A state appeals court ruled Austin's ballot language for a referendum on redeveloping the convention center is misleading.
Texas' Third Court of Appeals ordered the Austin City Council to rewrite the language for the citizen-led petition initiative that could limit the city's $1.2-billion effort to expand the Austin Convention Center and its use of hotel tax revenue.
The three-judge panel ruled Thursday the city council "abused its discretion" by writing "misleading" ballot language that left out key details of the proposed ordinance – including diverting hotel tax revenue from the convention center to the arts and historic preservation.
Nelson Linder, head of the local NAACP chapter who sued last week, told KUT the city's language didn't convey the "core standard" of the petition.
"Essentially the city was wrong ... and I think [what's] more important is that, for a City of Austin official to do something like that shows a careless disdain for local voters," Linder said. "This victory has a lot of implications for us as taxpayers in Austin, Texas."

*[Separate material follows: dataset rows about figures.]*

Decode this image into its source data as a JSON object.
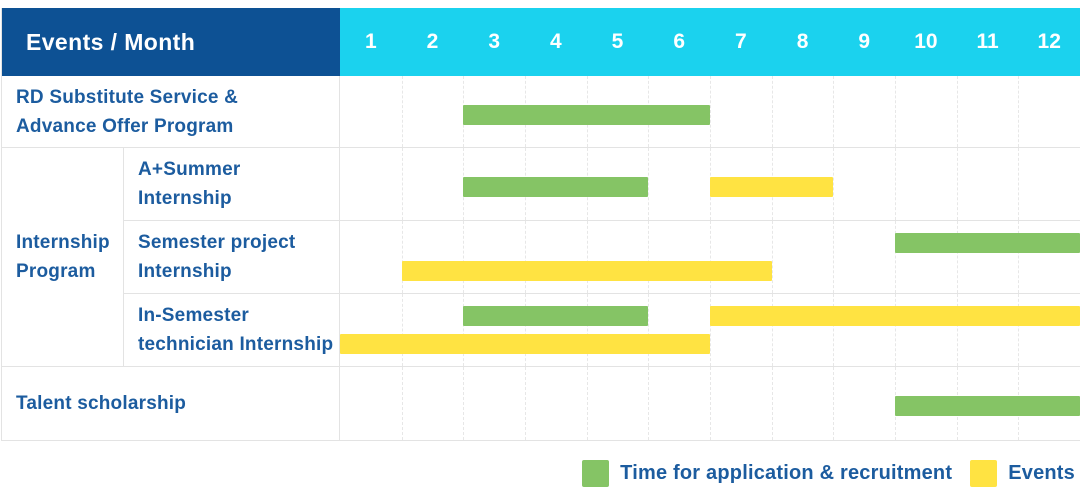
{
  "table": {
    "header": {
      "title": "Events / Month",
      "months": [
        "1",
        "2",
        "3",
        "4",
        "5",
        "6",
        "7",
        "8",
        "9",
        "10",
        "11",
        "12"
      ]
    },
    "row_labels": {
      "rd": "RD Substitute Service &\nAdvance Offer Program",
      "group_internship": "Internship\nProgram",
      "a_summer": "A+Summer\nInternship",
      "semester_project": "Semester project\nInternship",
      "in_semester": "In-Semester\ntechnician Internship",
      "talent": "Talent scholarship"
    }
  },
  "legend": {
    "items": [
      {
        "label": "Time for application & recruitment",
        "color": "green"
      },
      {
        "label": "Events",
        "color": "yellow"
      }
    ]
  },
  "colors": {
    "header_bg": "#0d5194",
    "months_bg": "#1bd2ee",
    "label_text": "#1c5c9f",
    "green": "#85c465",
    "yellow": "#ffe342",
    "border": "#e3e3e3",
    "grid_line": "#e7e7e7"
  },
  "chart_data": {
    "type": "gantt",
    "title": "Events / Month",
    "months": [
      1,
      2,
      3,
      4,
      5,
      6,
      7,
      8,
      9,
      10,
      11,
      12
    ],
    "rows": [
      {
        "group": null,
        "label": "RD Substitute Service & Advance Offer Program",
        "bars": [
          {
            "series": "Time for application & recruitment",
            "color": "green",
            "start_month": 3,
            "end_month": 6,
            "lane": "center"
          }
        ]
      },
      {
        "group": "Internship Program",
        "label": "A+Summer Internship",
        "bars": [
          {
            "series": "Time for application & recruitment",
            "color": "green",
            "start_month": 3,
            "end_month": 5,
            "lane": "center"
          },
          {
            "series": "Events",
            "color": "yellow",
            "start_month": 7,
            "end_month": 8,
            "lane": "center"
          }
        ]
      },
      {
        "group": "Internship Program",
        "label": "Semester project Internship",
        "bars": [
          {
            "series": "Time for application & recruitment",
            "color": "green",
            "start_month": 10,
            "end_month": 12,
            "lane": "upper"
          },
          {
            "series": "Events",
            "color": "yellow",
            "start_month": 2,
            "end_month": 7,
            "lane": "lower"
          }
        ]
      },
      {
        "group": "Internship Program",
        "label": "In-Semester technician Internship",
        "bars": [
          {
            "series": "Time for application & recruitment",
            "color": "green",
            "start_month": 3,
            "end_month": 5,
            "lane": "upper"
          },
          {
            "series": "Events",
            "color": "yellow",
            "start_month": 7,
            "end_month": 12,
            "lane": "upper"
          },
          {
            "series": "Events",
            "color": "yellow",
            "start_month": 1,
            "end_month": 6,
            "lane": "lower"
          }
        ]
      },
      {
        "group": null,
        "label": "Talent scholarship",
        "bars": [
          {
            "series": "Time for application & recruitment",
            "color": "green",
            "start_month": 10,
            "end_month": 12,
            "lane": "center"
          }
        ]
      }
    ],
    "legend": [
      {
        "color": "green",
        "label": "Time for application & recruitment"
      },
      {
        "color": "yellow",
        "label": "Events"
      }
    ]
  }
}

The court ordered the city council to submit its revised language for approval by noon Wednesday. The city said in a statement it believes the ballot language was appropriate, but council members would discuss the ruling in a meeting soon.
"We appreciate the Court’s quick attention to this matter," the city said. "While we believe the Council appropriately fulfilled its obligation to set the ballot language, we will post a meeting shortly for the Council to discuss the Court’s ruling."